Scinque commun de Thaïlande / Many-lined Sun Skink / Eutropis multifasciata
Sous les feuilles sèches, entre les racines et les éclats de lumière, un corps luisant s’est figé. Pas un serpent, pas un insecte, mais un scinque — discret, élégant, parfaitement camouflé dans la litière forestière. Ce petit reptile, que l’on croise souvent sans le voir, est un scinque commun de Thaïlande, Eutropis multifasciata, aussi appelé Many-lined Sun Skink.
Son corps allongé, ses écailles brillantes aux reflets cuivrés et verts, et sa queue effilée en font un modèle d’adaptation. Il se faufile entre les feuilles mortes, se chauffe au soleil sur les rochers, puis disparaît dès qu’un pas trop lourd approche. Ce n’est pas un animal spectaculaire, mais il incarne la vie discrète et essentielle des sous-bois tropicaux.

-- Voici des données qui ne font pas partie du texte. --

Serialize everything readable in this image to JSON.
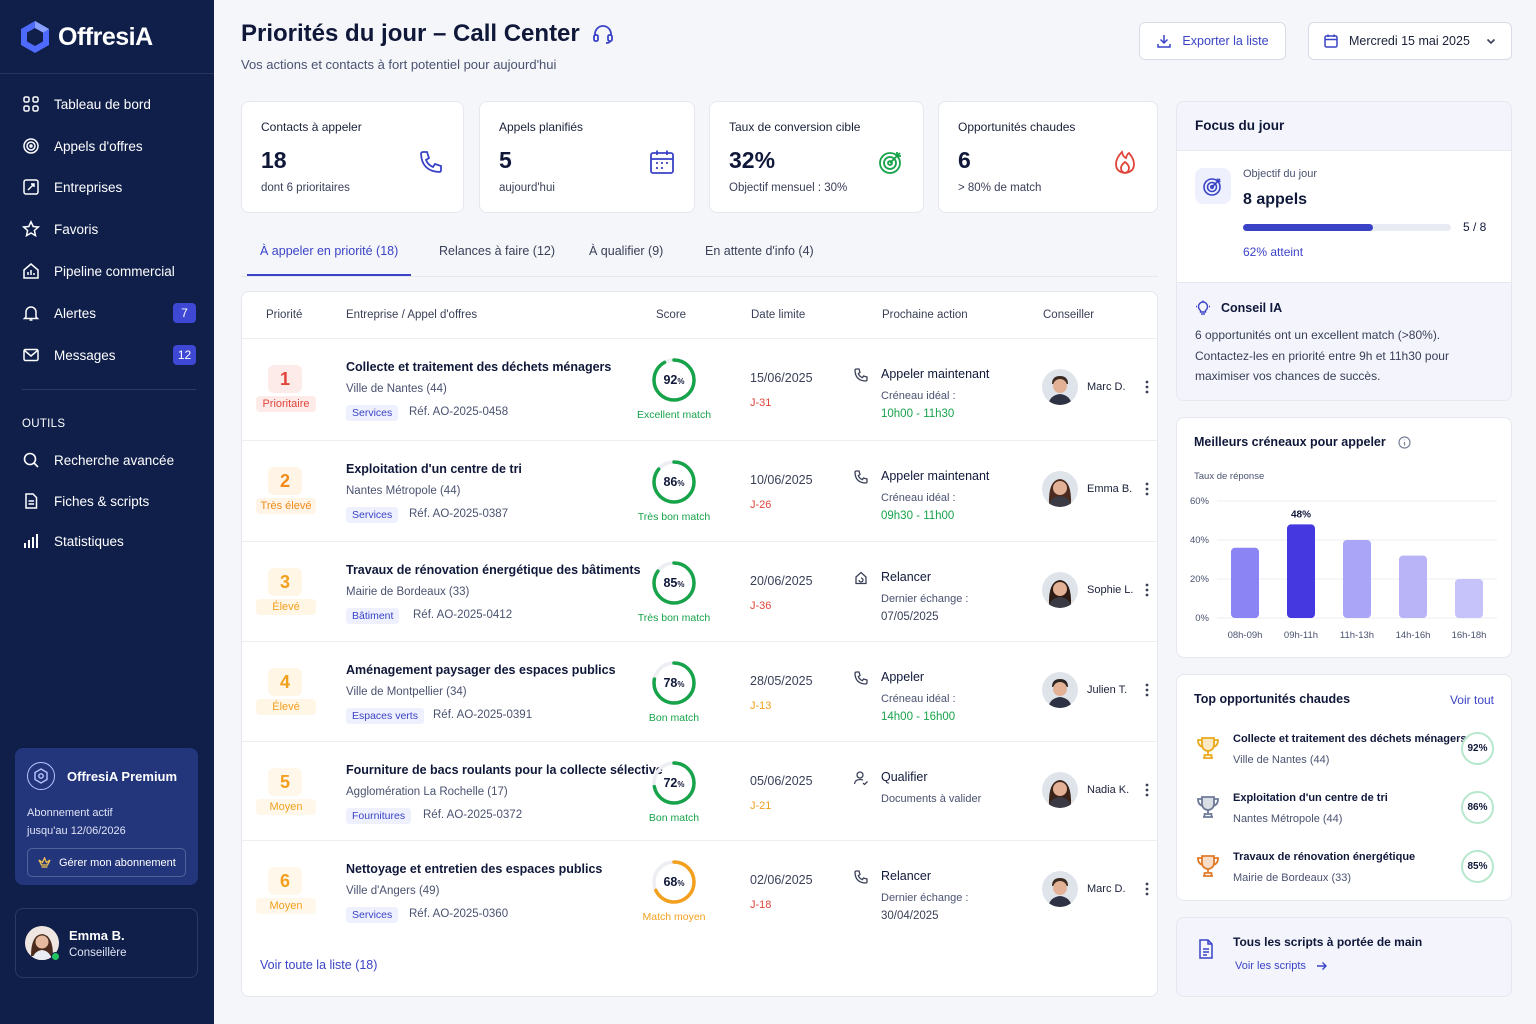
{
  "app": {
    "name": "OffresiA"
  },
  "colors": {
    "primary": "#3a43c6",
    "sidebar": "#0f1f4a",
    "red": "#e0453b",
    "orange": "#f2a01e",
    "green": "#17a34a"
  },
  "sidebar": {
    "items": [
      {
        "label": "Tableau de bord",
        "icon": "grid-icon"
      },
      {
        "label": "Appels d'offres",
        "icon": "target-icon"
      },
      {
        "label": "Entreprises",
        "icon": "building-icon"
      },
      {
        "label": "Favoris",
        "icon": "star-icon"
      },
      {
        "label": "Pipeline commercial",
        "icon": "pipeline-icon"
      },
      {
        "label": "Alertes",
        "icon": "bell-icon",
        "badge": "7"
      },
      {
        "label": "Messages",
        "icon": "mail-icon",
        "badge": "12"
      }
    ],
    "tools_title": "OUTILS",
    "tools": [
      {
        "label": "Recherche avancée",
        "icon": "search-icon"
      },
      {
        "label": "Fiches & scripts",
        "icon": "document-icon"
      },
      {
        "label": "Statistiques",
        "icon": "bar-chart-icon"
      }
    ],
    "premium": {
      "title": "OffresiA Premium",
      "line1": "Abonnement actif",
      "line2": "jusqu'au 12/06/2026",
      "button": "Gérer mon abonnement"
    },
    "user": {
      "name": "Emma B.",
      "role": "Conseillère"
    }
  },
  "header": {
    "title": "Priorités du jour – Call Center",
    "subtitle": "Vos actions et contacts à fort potentiel pour aujourd'hui",
    "export_label": "Exporter la liste",
    "date_label": "Mercredi 15 mai 2025"
  },
  "kpis": [
    {
      "label": "Contacts à appeler",
      "value": "18",
      "sub": "dont 6 prioritaires",
      "icon": "phone-icon"
    },
    {
      "label": "Appels planifiés",
      "value": "5",
      "sub": "aujourd'hui",
      "icon": "calendar-icon"
    },
    {
      "label": "Taux de conversion cible",
      "value": "32%",
      "sub": "Objectif mensuel : 30%",
      "icon": "target-icon"
    },
    {
      "label": "Opportunités chaudes",
      "value": "6",
      "sub": "> 80% de match",
      "icon": "flame-icon"
    }
  ],
  "tabs": [
    {
      "label": "À appeler en priorité (18)"
    },
    {
      "label": "Relances à faire (12)"
    },
    {
      "label": "À qualifier (9)"
    },
    {
      "label": "En attente d'info (4)"
    }
  ],
  "table": {
    "headers": {
      "priority": "Priorité",
      "company": "Entreprise / Appel d'offres",
      "score": "Score",
      "deadline": "Date limite",
      "next_action": "Prochaine action",
      "advisor": "Conseiller"
    },
    "rows": [
      {
        "rank": "1",
        "priority": "Prioritaire",
        "title": "Collecte et traitement des déchets ménagers",
        "org": "Ville de Nantes (44)",
        "tag": "Services",
        "ref": "Réf. AO-2025-0458",
        "score": 92,
        "score_label": "Excellent match",
        "date": "15/06/2025",
        "days": "J-31",
        "action": "Appeler maintenant",
        "action_sub": "Créneau idéal :",
        "action_val": "10h00 - 11h30",
        "advisor": "Marc D."
      },
      {
        "rank": "2",
        "priority": "Très élevé",
        "title": "Exploitation d'un centre de tri",
        "org": "Nantes Métropole (44)",
        "tag": "Services",
        "ref": "Réf. AO-2025-0387",
        "score": 86,
        "score_label": "Très bon match",
        "date": "10/06/2025",
        "days": "J-26",
        "action": "Appeler maintenant",
        "action_sub": "Créneau idéal :",
        "action_val": "09h30 - 11h00",
        "advisor": "Emma B."
      },
      {
        "rank": "3",
        "priority": "Élevé",
        "title": "Travaux de rénovation énergétique des bâtiments",
        "org": "Mairie de Bordeaux (33)",
        "tag": "Bâtiment",
        "ref": "Réf. AO-2025-0412",
        "score": 85,
        "score_label": "Très bon match",
        "date": "20/06/2025",
        "days": "J-36",
        "action": "Relancer",
        "action_sub": "Dernier échange :",
        "action_val": "07/05/2025",
        "advisor": "Sophie L."
      },
      {
        "rank": "4",
        "priority": "Élevé",
        "title": "Aménagement paysager des espaces publics",
        "org": "Ville de Montpellier (34)",
        "tag": "Espaces verts",
        "ref": "Réf. AO-2025-0391",
        "score": 78,
        "score_label": "Bon match",
        "date": "28/05/2025",
        "days": "J-13",
        "action": "Appeler",
        "action_sub": "Créneau idéal :",
        "action_val": "14h00 - 16h00",
        "advisor": "Julien T."
      },
      {
        "rank": "5",
        "priority": "Moyen",
        "title": "Fourniture de bacs roulants pour la collecte sélective",
        "org": "Agglomération La Rochelle (17)",
        "tag": "Fournitures",
        "ref": "Réf. AO-2025-0372",
        "score": 72,
        "score_label": "Bon match",
        "date": "05/06/2025",
        "days": "J-21",
        "action": "Qualifier",
        "action_sub": "Documents à valider",
        "action_val": "",
        "advisor": "Nadia K."
      },
      {
        "rank": "6",
        "priority": "Moyen",
        "title": "Nettoyage et entretien des espaces publics",
        "org": "Ville d'Angers (49)",
        "tag": "Services",
        "ref": "Réf. AO-2025-0360",
        "score": 68,
        "score_label": "Match moyen",
        "date": "02/06/2025",
        "days": "J-18",
        "action": "Relancer",
        "action_sub": "Dernier échange :",
        "action_val": "30/04/2025",
        "advisor": "Marc D."
      }
    ],
    "see_all": "Voir toute la liste (18)"
  },
  "focus": {
    "title": "Focus du jour",
    "objective_label": "Objectif du jour",
    "objective_value": "8 appels",
    "progress_done": 5,
    "progress_total": 8,
    "progress_text": "5 / 8",
    "progress_pct_text": "62% atteint",
    "ai_title": "Conseil IA",
    "ai_text": "6 opportunités ont un excellent match (>80%). Contactez-les en priorité entre 9h et 11h30 pour maximiser vos chances de succès."
  },
  "slots": {
    "title": "Meilleurs créneaux pour appeler"
  },
  "chart_data": {
    "type": "bar",
    "title": "Meilleurs créneaux pour appeler",
    "ylabel": "Taux de réponse",
    "categories": [
      "08h-09h",
      "09h-11h",
      "11h-13h",
      "14h-16h",
      "16h-18h"
    ],
    "values": [
      36,
      48,
      40,
      32,
      20
    ],
    "ylim": [
      0,
      60
    ],
    "yticks": [
      "0%",
      "20%",
      "40%",
      "60%"
    ],
    "highlight_label": "48%",
    "grid": true
  },
  "top": {
    "title": "Top opportunités chaudes",
    "link": "Voir tout",
    "items": [
      {
        "title": "Collecte et traitement des déchets ménagers",
        "org": "Ville de Nantes (44)",
        "score": "92%",
        "icon": "trophy-gold-icon"
      },
      {
        "title": "Exploitation d'un centre de tri",
        "org": "Nantes Métropole (44)",
        "score": "86%",
        "icon": "trophy-silver-icon"
      },
      {
        "title": "Travaux de rénovation énergétique",
        "org": "Mairie de Bordeaux (33)",
        "score": "85%",
        "icon": "trophy-bronze-icon"
      }
    ]
  },
  "scripts": {
    "title": "Tous les scripts à portée de main",
    "link": "Voir les scripts"
  }
}
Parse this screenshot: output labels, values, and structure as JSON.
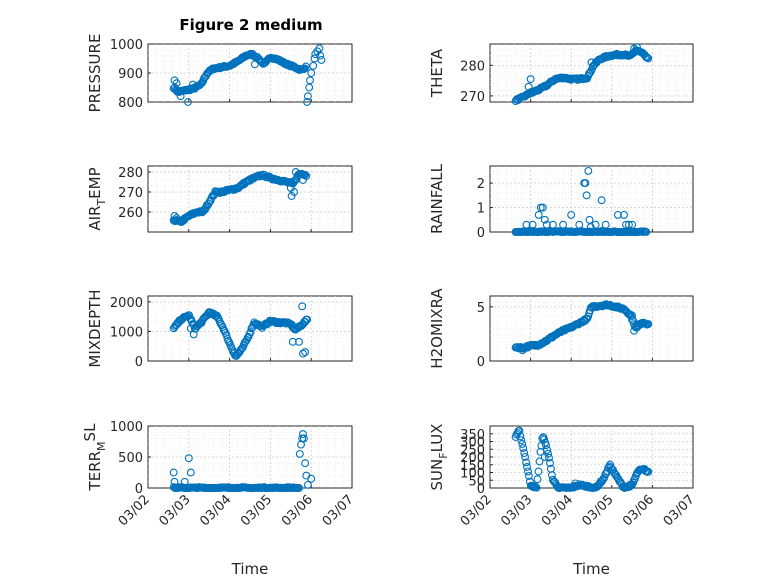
{
  "figure": {
    "title": "Figure 2 medium"
  },
  "colors": {
    "marker": "#0072bd",
    "axis": "#262626",
    "background": "#ffffff"
  },
  "chart_data": [
    {
      "type": "scatter",
      "id": "pressure",
      "ylabel": "PRESSURE",
      "ysub": "",
      "xlabel": "",
      "xlim": [
        0,
        5
      ],
      "ylim": [
        800,
        1000
      ],
      "yticks": [
        800,
        900,
        1000
      ],
      "xticks": [
        0,
        1,
        2,
        3,
        4,
        5
      ],
      "xticklabels": [
        "03/02",
        "03/03",
        "03/04",
        "03/05",
        "03/06",
        "03/07"
      ],
      "show_xticklabels": false,
      "knots": [
        [
          0.63,
          850
        ],
        [
          0.75,
          835
        ],
        [
          0.9,
          840
        ],
        [
          1.1,
          845
        ],
        [
          1.3,
          860
        ],
        [
          1.45,
          900
        ],
        [
          1.6,
          915
        ],
        [
          1.8,
          920
        ],
        [
          2.0,
          925
        ],
        [
          2.2,
          940
        ],
        [
          2.4,
          960
        ],
        [
          2.55,
          965
        ],
        [
          2.7,
          950
        ],
        [
          2.85,
          930
        ],
        [
          3.0,
          955
        ],
        [
          3.2,
          945
        ],
        [
          3.4,
          930
        ],
        [
          3.6,
          920
        ],
        [
          3.75,
          910
        ],
        [
          3.87,
          920
        ]
      ],
      "outliers": [
        [
          0.65,
          875
        ],
        [
          0.7,
          865
        ],
        [
          0.72,
          835
        ],
        [
          0.8,
          820
        ],
        [
          0.98,
          800
        ],
        [
          1.1,
          860
        ],
        [
          2.62,
          930
        ],
        [
          3.9,
          800
        ],
        [
          3.92,
          820
        ],
        [
          3.95,
          850
        ],
        [
          3.97,
          875
        ],
        [
          4.0,
          900
        ],
        [
          4.05,
          925
        ],
        [
          4.08,
          950
        ],
        [
          4.1,
          965
        ],
        [
          4.15,
          975
        ],
        [
          4.2,
          985
        ],
        [
          4.22,
          960
        ],
        [
          4.25,
          945
        ]
      ],
      "n": 140
    },
    {
      "type": "scatter",
      "id": "theta",
      "ylabel": "THETA",
      "ysub": "",
      "xlabel": "",
      "xlim": [
        0,
        5
      ],
      "ylim": [
        268,
        287
      ],
      "yticks": [
        270,
        280
      ],
      "xticks": [
        0,
        1,
        2,
        3,
        4,
        5
      ],
      "xticklabels": [
        "03/02",
        "03/03",
        "03/04",
        "03/05",
        "03/06",
        "03/07"
      ],
      "show_xticklabels": false,
      "knots": [
        [
          0.63,
          268.5
        ],
        [
          0.8,
          269.5
        ],
        [
          1.0,
          271
        ],
        [
          1.2,
          272
        ],
        [
          1.4,
          273.5
        ],
        [
          1.6,
          275.5
        ],
        [
          1.8,
          276
        ],
        [
          2.0,
          275.5
        ],
        [
          2.2,
          275.5
        ],
        [
          2.4,
          276
        ],
        [
          2.55,
          280
        ],
        [
          2.7,
          282
        ],
        [
          2.9,
          283
        ],
        [
          3.1,
          283.5
        ],
        [
          3.3,
          283.5
        ],
        [
          3.45,
          283
        ],
        [
          3.6,
          285
        ],
        [
          3.75,
          284
        ],
        [
          3.9,
          282
        ]
      ],
      "outliers": [
        [
          0.95,
          273
        ],
        [
          1.0,
          275.5
        ],
        [
          1.05,
          271
        ],
        [
          2.5,
          281
        ],
        [
          3.55,
          285.5
        ],
        [
          3.62,
          286
        ]
      ],
      "n": 140
    },
    {
      "type": "scatter",
      "id": "air_temp",
      "ylabel": "AIR",
      "ysub": "T",
      "ysuffix": "EMP",
      "xlabel": "",
      "xlim": [
        0,
        5
      ],
      "ylim": [
        250,
        283
      ],
      "yticks": [
        260,
        270,
        280
      ],
      "xticks": [
        0,
        1,
        2,
        3,
        4,
        5
      ],
      "xticklabels": [
        "03/02",
        "03/03",
        "03/04",
        "03/05",
        "03/06",
        "03/07"
      ],
      "show_xticklabels": false,
      "knots": [
        [
          0.63,
          256
        ],
        [
          0.8,
          255
        ],
        [
          1.0,
          258
        ],
        [
          1.2,
          260
        ],
        [
          1.35,
          260
        ],
        [
          1.5,
          265
        ],
        [
          1.65,
          270
        ],
        [
          1.8,
          270
        ],
        [
          2.0,
          271
        ],
        [
          2.2,
          272
        ],
        [
          2.4,
          275
        ],
        [
          2.6,
          277
        ],
        [
          2.8,
          278.5
        ],
        [
          3.0,
          277
        ],
        [
          3.2,
          276
        ],
        [
          3.4,
          275
        ],
        [
          3.55,
          274
        ],
        [
          3.7,
          279
        ],
        [
          3.85,
          279
        ]
      ],
      "outliers": [
        [
          0.65,
          258
        ],
        [
          0.7,
          257
        ],
        [
          3.5,
          272
        ],
        [
          3.52,
          268
        ],
        [
          3.58,
          270
        ],
        [
          3.62,
          280
        ],
        [
          3.8,
          276
        ],
        [
          3.88,
          278
        ]
      ],
      "n": 140
    },
    {
      "type": "scatter",
      "id": "rainfall",
      "ylabel": "RAINFALL",
      "ysub": "",
      "xlabel": "",
      "xlim": [
        0,
        5
      ],
      "ylim": [
        0,
        2.7
      ],
      "yticks": [
        0,
        1,
        2
      ],
      "xticks": [
        0,
        1,
        2,
        3,
        4,
        5
      ],
      "xticklabels": [
        "03/02",
        "03/03",
        "03/04",
        "03/05",
        "03/06",
        "03/07"
      ],
      "show_xticklabels": false,
      "knots": [
        [
          0.63,
          0
        ],
        [
          3.85,
          0
        ]
      ],
      "outliers": [
        [
          0.9,
          0.3
        ],
        [
          1.05,
          0.3
        ],
        [
          1.2,
          0.7
        ],
        [
          1.25,
          1.0
        ],
        [
          1.3,
          1.0
        ],
        [
          1.35,
          0.5
        ],
        [
          1.4,
          0.3
        ],
        [
          1.55,
          0.3
        ],
        [
          1.8,
          0.3
        ],
        [
          2.0,
          0.7
        ],
        [
          2.2,
          0.3
        ],
        [
          2.32,
          2.0
        ],
        [
          2.35,
          2.0
        ],
        [
          2.38,
          1.5
        ],
        [
          2.42,
          2.5
        ],
        [
          2.45,
          0.5
        ],
        [
          2.48,
          0.2
        ],
        [
          2.6,
          0.3
        ],
        [
          2.75,
          1.3
        ],
        [
          2.85,
          0.3
        ],
        [
          3.15,
          0.7
        ],
        [
          3.3,
          0.7
        ],
        [
          3.35,
          0.3
        ],
        [
          3.42,
          0.3
        ],
        [
          3.5,
          0.3
        ]
      ],
      "n": 120
    },
    {
      "type": "scatter",
      "id": "mixdepth",
      "ylabel": "MIXDEPTH",
      "ysub": "",
      "xlabel": "",
      "xlim": [
        0,
        5
      ],
      "ylim": [
        0,
        2200
      ],
      "yticks": [
        0,
        1000,
        2000
      ],
      "xticks": [
        0,
        1,
        2,
        3,
        4,
        5
      ],
      "xticklabels": [
        "03/02",
        "03/03",
        "03/04",
        "03/05",
        "03/06",
        "03/07"
      ],
      "show_xticklabels": false,
      "knots": [
        [
          0.63,
          1100
        ],
        [
          0.8,
          1400
        ],
        [
          1.0,
          1550
        ],
        [
          1.15,
          1100
        ],
        [
          1.3,
          1300
        ],
        [
          1.5,
          1650
        ],
        [
          1.7,
          1500
        ],
        [
          1.85,
          1100
        ],
        [
          2.0,
          600
        ],
        [
          2.15,
          150
        ],
        [
          2.3,
          400
        ],
        [
          2.45,
          800
        ],
        [
          2.6,
          1300
        ],
        [
          2.8,
          1150
        ],
        [
          3.0,
          1350
        ],
        [
          3.2,
          1300
        ],
        [
          3.35,
          1300
        ],
        [
          3.5,
          1250
        ],
        [
          3.6,
          1050
        ],
        [
          3.75,
          1200
        ],
        [
          3.9,
          1400
        ]
      ],
      "outliers": [
        [
          1.05,
          1100
        ],
        [
          1.12,
          900
        ],
        [
          3.55,
          650
        ],
        [
          3.7,
          650
        ],
        [
          3.78,
          1850
        ],
        [
          3.8,
          250
        ],
        [
          3.85,
          300
        ]
      ],
      "n": 140
    },
    {
      "type": "scatter",
      "id": "h2omixra",
      "ylabel": "H2OMIXRA",
      "ysub": "",
      "xlabel": "",
      "xlim": [
        0,
        5
      ],
      "ylim": [
        0,
        6
      ],
      "yticks": [
        0,
        5
      ],
      "xticks": [
        0,
        1,
        2,
        3,
        4,
        5
      ],
      "xticklabels": [
        "03/02",
        "03/03",
        "03/04",
        "03/05",
        "03/06",
        "03/07"
      ],
      "show_xticklabels": false,
      "knots": [
        [
          0.63,
          1.3
        ],
        [
          0.8,
          1.2
        ],
        [
          1.0,
          1.4
        ],
        [
          1.2,
          1.5
        ],
        [
          1.4,
          1.9
        ],
        [
          1.6,
          2.4
        ],
        [
          1.8,
          2.8
        ],
        [
          2.0,
          3.1
        ],
        [
          2.2,
          3.5
        ],
        [
          2.4,
          3.9
        ],
        [
          2.5,
          5.0
        ],
        [
          2.7,
          5.1
        ],
        [
          2.9,
          5.2
        ],
        [
          3.1,
          5.0
        ],
        [
          3.3,
          4.8
        ],
        [
          3.45,
          4.3
        ],
        [
          3.6,
          3.0
        ],
        [
          3.75,
          3.6
        ],
        [
          3.9,
          3.4
        ]
      ],
      "outliers": [
        [
          0.8,
          1.0
        ],
        [
          3.5,
          4.2
        ],
        [
          3.55,
          2.8
        ]
      ],
      "n": 140
    },
    {
      "type": "scatter",
      "id": "terr_msl",
      "ylabel": "TERR",
      "ysub": "M",
      "ysup": "SL",
      "xlabel": "Time",
      "xlim": [
        0,
        5
      ],
      "ylim": [
        0,
        1000
      ],
      "yticks": [
        0,
        500,
        1000
      ],
      "xticks": [
        0,
        1,
        2,
        3,
        4,
        5
      ],
      "xticklabels": [
        "03/02",
        "03/03",
        "03/04",
        "03/05",
        "03/06",
        "03/07"
      ],
      "show_xticklabels": true,
      "knots": [
        [
          0.63,
          0
        ],
        [
          3.7,
          0
        ]
      ],
      "outliers": [
        [
          0.63,
          250
        ],
        [
          0.65,
          100
        ],
        [
          0.9,
          100
        ],
        [
          1.0,
          480
        ],
        [
          1.05,
          250
        ],
        [
          3.72,
          550
        ],
        [
          3.75,
          700
        ],
        [
          3.78,
          800
        ],
        [
          3.8,
          870
        ],
        [
          3.82,
          800
        ],
        [
          3.85,
          400
        ],
        [
          3.88,
          200
        ],
        [
          3.92,
          50
        ],
        [
          4.0,
          150
        ]
      ],
      "n": 120
    },
    {
      "type": "scatter",
      "id": "sun_flux",
      "ylabel": "SUN",
      "ysub": "F",
      "ysuffix": "LUX",
      "xlabel": "Time",
      "xlim": [
        0,
        5
      ],
      "ylim": [
        0,
        400
      ],
      "yticks": [
        0,
        50,
        100,
        150,
        200,
        250,
        300,
        350
      ],
      "xticks": [
        0,
        1,
        2,
        3,
        4,
        5
      ],
      "xticklabels": [
        "03/02",
        "03/03",
        "03/04",
        "03/05",
        "03/06",
        "03/07"
      ],
      "show_xticklabels": true,
      "knots": [
        [
          0.63,
          330
        ],
        [
          0.72,
          370
        ],
        [
          0.85,
          220
        ],
        [
          1.0,
          20
        ],
        [
          1.15,
          0
        ],
        [
          1.25,
          250
        ],
        [
          1.3,
          340
        ],
        [
          1.42,
          240
        ],
        [
          1.55,
          50
        ],
        [
          1.7,
          0
        ],
        [
          2.0,
          0
        ],
        [
          2.2,
          20
        ],
        [
          2.4,
          10
        ],
        [
          2.6,
          0
        ],
        [
          2.8,
          60
        ],
        [
          2.95,
          150
        ],
        [
          3.1,
          80
        ],
        [
          3.3,
          0
        ],
        [
          3.5,
          20
        ],
        [
          3.65,
          110
        ],
        [
          3.8,
          120
        ],
        [
          3.9,
          100
        ]
      ],
      "outliers": [
        [
          1.35,
          200
        ],
        [
          2.1,
          30
        ],
        [
          3.45,
          10
        ]
      ],
      "n": 140
    }
  ]
}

Scientifiquement, Eutropis multifasciata appartient à la famille des Scincidae, qui regroupe des lézards à écailles lisses, souvent terrestres, et très bien adaptés à la chaleur. Ce scinque est diurne, insectivore, et joue un rôle important dans la régulation des populations de petits invertébrés. Il consomme fourmis, termites, coléoptères, et parfois même de jeunes araignées, contribuant à l’équilibre écologique du sol forestier.
Son comportement est typique des reptiles opportunistes : il alterne phases d’immobilité pour se réchauffer et déplacements rapides pour chasser ou fuir. Il est capable d’autotomie — c’est-à-dire de perdre sa queue en cas d’attaque, pour distraire le prédateur et survivre. Cette queue repousse ensuite, souvent plus courte et plus terne.
Aux chutes d’Erawan en Thaïlande, ce scinque est particulièrement actif en saison sèche, lorsque les sentiers sont chauds et les feuilles bien sèches. Il fréquente les zones de transition entre forêt dense et clairière, les rochers ensoleillés, et les bordures de sentiers peu fréquentés. Ton observation, entre deux vasques, dans une zone semi-ombragée, est typique de son comportement : il se chauffe, observe, puis se replie dès qu’il sent une présence.